Defense units of YPG (People's Protection Units), back from the Sinjar Mountains, gather at the military Base of Peshmerga in Dayrabun
There are about one million Yazidis in the world, half of whom are on the run today. Originally, they mainly settled in northern Iraq and Syria, but also in southeastern Turkey, where Armenians once used to live. Today, most of the Yazidi areas are controlled by ISIS.
“The history of both Armenians and Yazidis is a sad one: the two people share the same suffering due to persecution. I remember my grandmother telling me that she took in Armenians back in the days, around the year 1914, when they were being persecuted. Yazidis and Armenians offered each other protection. Unfortunately, our ancestors couldn’t live in dignity because of the constant threat in the Muslim countries that were their homes. My grandmother also told me that she preferred to do her shopping in places owned by Armenians,” Düzen recalls.
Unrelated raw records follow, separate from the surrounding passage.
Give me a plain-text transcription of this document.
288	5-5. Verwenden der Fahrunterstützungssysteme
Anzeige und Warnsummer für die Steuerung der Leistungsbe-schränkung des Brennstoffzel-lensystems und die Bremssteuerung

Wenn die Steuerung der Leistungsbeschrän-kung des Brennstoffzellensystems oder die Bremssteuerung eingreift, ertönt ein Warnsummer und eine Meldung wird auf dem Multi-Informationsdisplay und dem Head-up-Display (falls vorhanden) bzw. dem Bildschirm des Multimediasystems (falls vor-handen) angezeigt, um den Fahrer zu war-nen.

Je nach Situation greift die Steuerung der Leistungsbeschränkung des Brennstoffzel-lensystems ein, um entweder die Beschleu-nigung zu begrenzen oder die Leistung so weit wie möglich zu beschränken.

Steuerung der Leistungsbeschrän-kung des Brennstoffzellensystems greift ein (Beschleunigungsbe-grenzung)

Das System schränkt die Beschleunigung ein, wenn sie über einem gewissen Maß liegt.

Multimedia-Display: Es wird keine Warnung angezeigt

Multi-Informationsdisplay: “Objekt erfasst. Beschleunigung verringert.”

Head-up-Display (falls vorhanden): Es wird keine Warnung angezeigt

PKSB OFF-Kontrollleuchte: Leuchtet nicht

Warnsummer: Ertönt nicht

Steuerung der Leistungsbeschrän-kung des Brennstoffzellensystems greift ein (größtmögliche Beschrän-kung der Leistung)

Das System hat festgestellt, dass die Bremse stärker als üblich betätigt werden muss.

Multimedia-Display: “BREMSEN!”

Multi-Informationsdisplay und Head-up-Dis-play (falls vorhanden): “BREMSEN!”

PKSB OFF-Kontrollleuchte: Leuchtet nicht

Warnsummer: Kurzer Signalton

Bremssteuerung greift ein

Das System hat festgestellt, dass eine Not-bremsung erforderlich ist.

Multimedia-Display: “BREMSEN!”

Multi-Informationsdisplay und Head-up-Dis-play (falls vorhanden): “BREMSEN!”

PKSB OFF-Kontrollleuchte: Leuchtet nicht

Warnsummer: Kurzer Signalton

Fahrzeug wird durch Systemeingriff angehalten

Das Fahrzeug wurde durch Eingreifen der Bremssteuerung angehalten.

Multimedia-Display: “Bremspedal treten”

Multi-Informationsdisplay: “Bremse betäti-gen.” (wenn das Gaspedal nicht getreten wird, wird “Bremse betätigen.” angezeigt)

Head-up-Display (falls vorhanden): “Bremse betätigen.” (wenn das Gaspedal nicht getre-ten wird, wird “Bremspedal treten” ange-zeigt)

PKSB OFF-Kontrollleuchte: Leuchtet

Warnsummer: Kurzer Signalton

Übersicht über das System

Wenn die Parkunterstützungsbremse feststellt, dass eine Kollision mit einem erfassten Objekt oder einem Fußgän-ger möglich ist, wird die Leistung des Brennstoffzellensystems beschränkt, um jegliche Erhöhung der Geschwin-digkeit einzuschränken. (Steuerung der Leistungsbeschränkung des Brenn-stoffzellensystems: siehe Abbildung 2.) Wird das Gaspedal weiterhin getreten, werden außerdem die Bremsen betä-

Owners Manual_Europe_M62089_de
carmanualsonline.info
Unlike the Armenians, the Yazidis were largely spared genocidal massacres 100 years ago. “I suppose it can be attributed to the fact that they have always lived in total seclusion, keeping their religious life a secret. They have always shied away from public life or education. For 1,000 years, the Yazidis have been practicing their apolitical religion, passed down orally from generation to generation. They preferred not to send their children to school for fear of Islamization, whereas Armenians always attached great importance to education and insisted on living their religion openly and being proud of their heritage. This was their undoing,” Düzen says. Although the Yazidis have kept a low profile, harm has been inflicted upon them time and again: up to 72 massacres have been carried out against the religious minority in the course of human history. “The world has just been made aware of the barbaric, terrorist tactics used by ISIS, but the Yazidis have been accustomed to them for a long time,” Düzen says.
“The only difference between the Yazidi and the Armenian Genocides are the numbers: while the former may have claimed relatively few victims, the latter cost the lives of one and a half million people. How does one explain the rape of eight-year-old girls? How does one look into the eyes of children who lost both parents within minutes, for no reason other than being Yazidi, as I am? I captured the horror on camera so that no one could plead ignorance in the future. It’s my firm conviction that we all have a responsibility for what we see,” Düzen explains.